6. The gap between logical and physical resource models is a fertile source of bugs. The Rust code modeled the system as having two independent GPUs with independent mutexes. The C++ code, however, collapsed all work to a single physical GPU for single-circuit proofs. The mismatch between these models was invisible until the system was exercised with multiple GPUs. This pattern — logical resource management diverging from physical resource behavior — is a recurring source of concurrency bugs in distributed and heterogeneous systems.
The Broader Context: Multi-GPU Programming in Mixed-Language Systems
The CuZK proving engine is a remarkable piece of software engineering. It combines Rust for safe concurrency management with C++ CUDA code for maximum GPU performance. The Rust side manages worker threads, mutexes, and job scheduling, while the C++ side handles the actual GPU kernel launches and memory management. This division of labor is natural — Rust provides memory safety and concurrency primitives, while CUDA C++ provides direct access to GPU hardware.
However, this architecture creates a seam where the two languages' assumptions about resource ownership can conflict. The Rust code assumes it controls which GPU a worker uses (via CUDA_VISIBLE_DEVICES), while the C++ code has its own internal GPU selection logic that completely bypasses the Rust-side control. The seam is invisible in single-GPU configurations because there's only one mutex and one GPU — the Rust and C++ models happen to agree. But with multiple GPUs, the seam tears open.
This is not a criticism of the architecture — the per-GPU mutex pattern is a sound design for multi-GPU workloads where each GPU is truly independent. The problem was that the partitioned proof pipeline (with num_circuits=1) doesn't use multiple GPUs at all, yet the Rust code still created multiple mutexes as if it did. The fix — a single shared mutex for the single-circuit case — restores the alignment between the Rust and C++ resource models.
Conclusion
The investigation into the 100% PoRep proof failure rate on the multi-GPU remote host is a masterclass in systematic debugging. From the initial suspicion of the PCE changes, through the decisive experiment that exonerated PCE, to the local validation that confirmed the code was not fundamentally broken, and finally to the deep dive into the C++ GPU selection code that revealed the CUDA_VISIBLE_DEVICES trap — each step was guided by evidence rather than intuition.
The root cause was a mismatch between the Rust engine's assumption (that different GPUs have different mutexes) and the C++ backend's behavior (that all partitioned proofs target GPU 0). The fix — a single shared mutex for all workers when num_circuits=1 — was simple in concept but required deep understanding of the interaction between Rust's concurrency management and C++'s GPU runtime initialization.

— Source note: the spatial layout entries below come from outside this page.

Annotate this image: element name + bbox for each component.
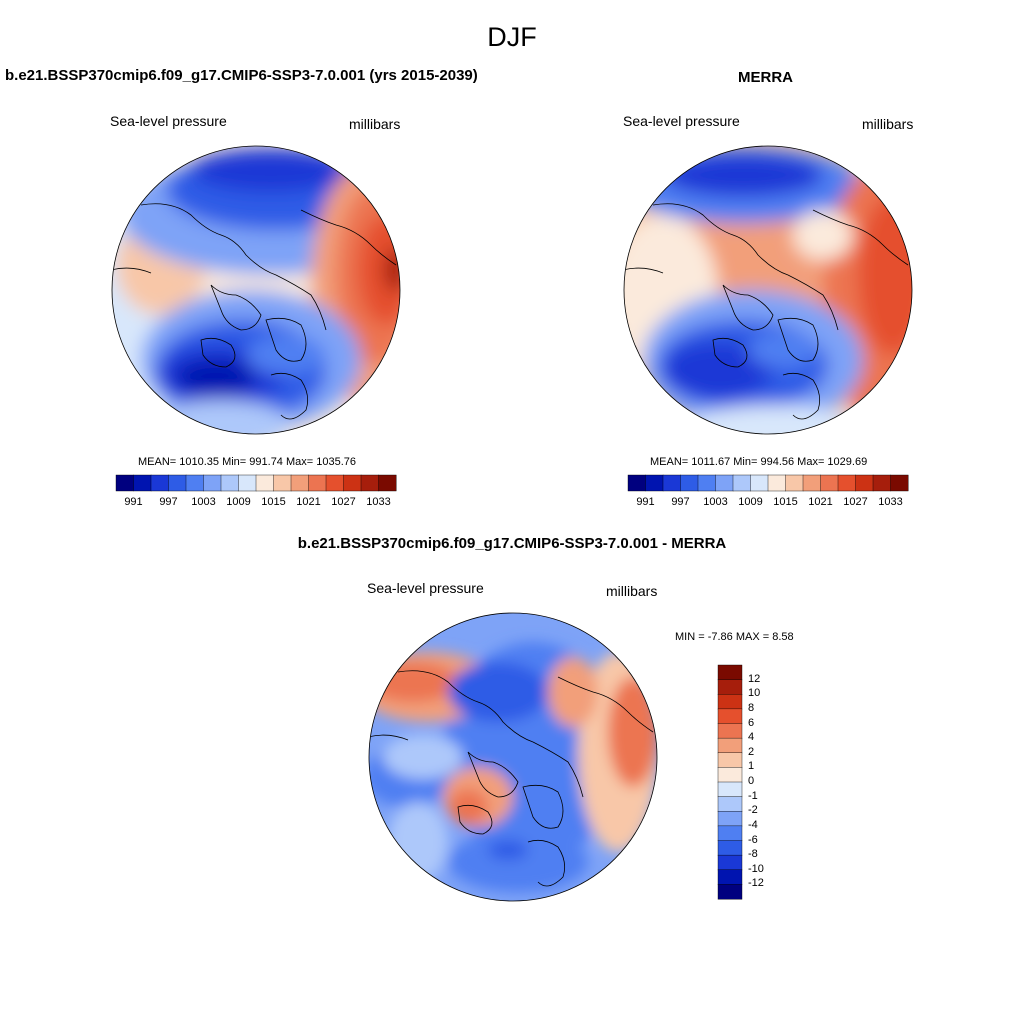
colorbar-swatch (872, 474, 891, 492)
colorbar-swatch (203, 474, 222, 492)
colorbar-swatch (717, 664, 743, 681)
colorbar-swatch (717, 825, 743, 842)
colorbar-tick-label: 1003 (703, 496, 728, 508)
colorbar-swatch (255, 474, 274, 492)
colorbar-swatch (717, 737, 743, 754)
colorbar-swatch (115, 474, 134, 492)
colorbar-swatch (785, 474, 804, 492)
colorbar-swatch (717, 811, 743, 827)
colorbar-tick-label: 1033 (366, 496, 391, 508)
panel1-colorbar (115, 474, 397, 492)
colorbar-swatch (717, 723, 743, 739)
main-title: DJF (487, 22, 537, 52)
panel2-map (623, 145, 913, 435)
colorbar-swatch (697, 474, 716, 492)
colorbar-tick-label: 997 (159, 496, 178, 508)
colorbar-tick-label: 4 (748, 731, 755, 744)
colorbar-tick-label: 997 (671, 496, 690, 508)
colorbar-swatch (238, 474, 257, 492)
colorbar-swatch (820, 474, 839, 492)
colorbar-swatch (662, 474, 681, 492)
colorbar-tick-label: 12 (748, 672, 761, 685)
panel2-stats: MEAN= 1011.67 Min= 994.56 Max= 1029.69 (650, 456, 868, 468)
colorbar-swatch (890, 474, 909, 492)
panel3-stats: MIN = -7.86 MAX = 8.58 (675, 631, 794, 643)
panel3-title: b.e21.BSSP370cmip6.f09_g17.CMIP6-SSP3-7.… (297, 535, 727, 552)
colorbar-swatch (855, 474, 874, 492)
colorbar-swatch (150, 474, 169, 492)
colorbar-tick-label: 6 (748, 716, 755, 729)
colorbar-swatch (645, 474, 664, 492)
colorbar-swatch (325, 474, 344, 492)
colorbar-tick-label: 8 (748, 701, 755, 714)
colorbar-swatch (715, 474, 734, 492)
panel1-stats: MEAN= 1010.35 Min= 991.74 Max= 1035.76 (138, 456, 357, 468)
colorbar-swatch (732, 474, 751, 492)
colorbar-swatch (220, 474, 239, 492)
colorbar-swatch (717, 796, 743, 812)
colorbar-swatch (185, 474, 204, 492)
colorbar-swatch (290, 474, 309, 492)
colorbar-tick-label: -4 (748, 818, 758, 831)
colorbar-swatch (133, 474, 152, 492)
colorbar-tick-label: 1 (748, 760, 755, 773)
panel2-variable-label: Sea-level pressure (623, 113, 740, 129)
colorbar-tick-label: 991 (636, 496, 655, 508)
colorbar-swatch (717, 679, 743, 695)
colorbar-tick-label: 1009 (738, 496, 763, 508)
colorbar-swatch (717, 767, 743, 783)
colorbar-tick-label: 1021 (296, 496, 321, 508)
colorbar-swatch (802, 474, 821, 492)
colorbar-tick-label: 1015 (773, 496, 798, 508)
colorbar-swatch (750, 474, 769, 492)
colorbar-tick-label: 1009 (226, 496, 251, 508)
panel3-variable-label: Sea-level pressure (367, 580, 484, 596)
colorbar-tick-label: -1 (748, 789, 758, 802)
colorbar-swatch (717, 884, 743, 900)
colorbar-swatch (717, 708, 743, 725)
colorbar-swatch (717, 854, 743, 871)
colorbar-tick-label: 1021 (808, 496, 833, 508)
colorbar-tick-label: 1033 (878, 496, 903, 508)
colorbar-swatch (168, 474, 187, 492)
panel1-variable-label: Sea-level pressure (110, 113, 227, 129)
panel3-colorbar (717, 664, 743, 900)
colorbar-tick-label: 991 (124, 496, 143, 508)
panel1-title: b.e21.BSSP370cmip6.f09_g17.CMIP6-SSP3-7.… (5, 67, 478, 84)
colorbar-tick-label: 2 (748, 745, 755, 758)
colorbar-swatch (717, 781, 743, 798)
colorbar-swatch (378, 474, 397, 492)
colorbar-tick-label: 1003 (191, 496, 216, 508)
colorbar-tick-label: 1027 (843, 496, 868, 508)
panel2-units-label: millibars (862, 116, 914, 132)
colorbar-tick-label: 0 (748, 775, 755, 787)
panel2-colorbar (627, 474, 909, 492)
panel3-map (368, 612, 658, 902)
colorbar-swatch (308, 474, 327, 492)
panel3-units-label: millibars (606, 583, 658, 599)
colorbar-tick-label: 10 (748, 687, 761, 700)
colorbar-swatch (273, 474, 292, 492)
panel1-map (111, 145, 401, 435)
colorbar-swatch (717, 840, 743, 856)
colorbar-swatch (343, 474, 362, 492)
colorbar-swatch (717, 752, 743, 768)
colorbar-tick-label: -8 (748, 848, 758, 861)
colorbar-swatch (360, 474, 379, 492)
colorbar-swatch (717, 694, 743, 710)
colorbar-tick-label: -12 (748, 877, 764, 890)
colorbar-swatch (717, 869, 743, 885)
colorbar-swatch (627, 474, 646, 492)
colorbar-tick-label: -6 (748, 833, 758, 846)
colorbar-swatch (767, 474, 786, 492)
colorbar-swatch (680, 474, 699, 492)
colorbar-tick-label: 1027 (331, 496, 356, 508)
panel2-title: MERRA (738, 69, 793, 86)
colorbar-tick-label: 1015 (261, 496, 286, 508)
colorbar-tick-label: -2 (748, 804, 758, 817)
colorbar-swatch (837, 474, 856, 492)
panel1-units-label: millibars (349, 116, 401, 132)
colorbar-tick-label: -10 (748, 862, 764, 875)
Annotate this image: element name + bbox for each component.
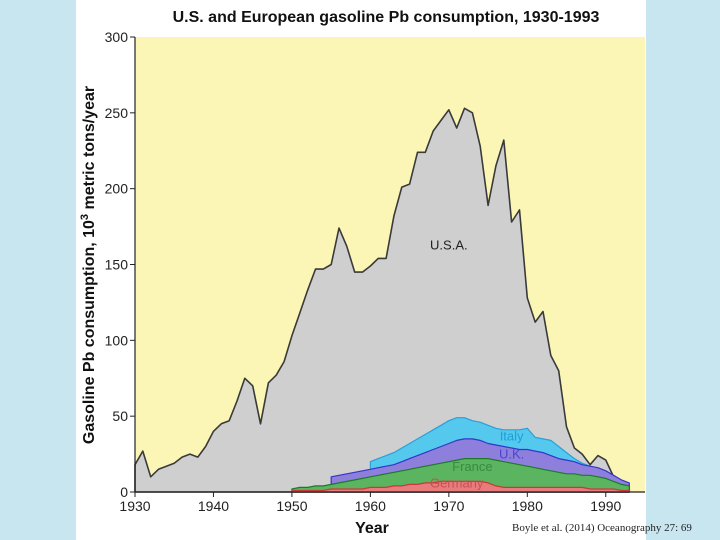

This debugging session stands as a testament to the value of the scientific method in software engineering. Formulate hypotheses, design experiments, run them cleanly, accept the results, and iterate. The bug that seemed like a PCE regression was, in the end, a GPU race condition that had nothing to do with constraint synthesis. Only by systematically eliminating possibilities could the true root cause be found.
The fix still needed to be built, deployed, and tested on the remote host — but the hard part was done. The race condition had been identified, understood, and neutralized with a clean, minimal change. The phantom GPU — the one that existed only in the Rust code's logical model but not in the C++ runtime's physical reality — had been laid to rest.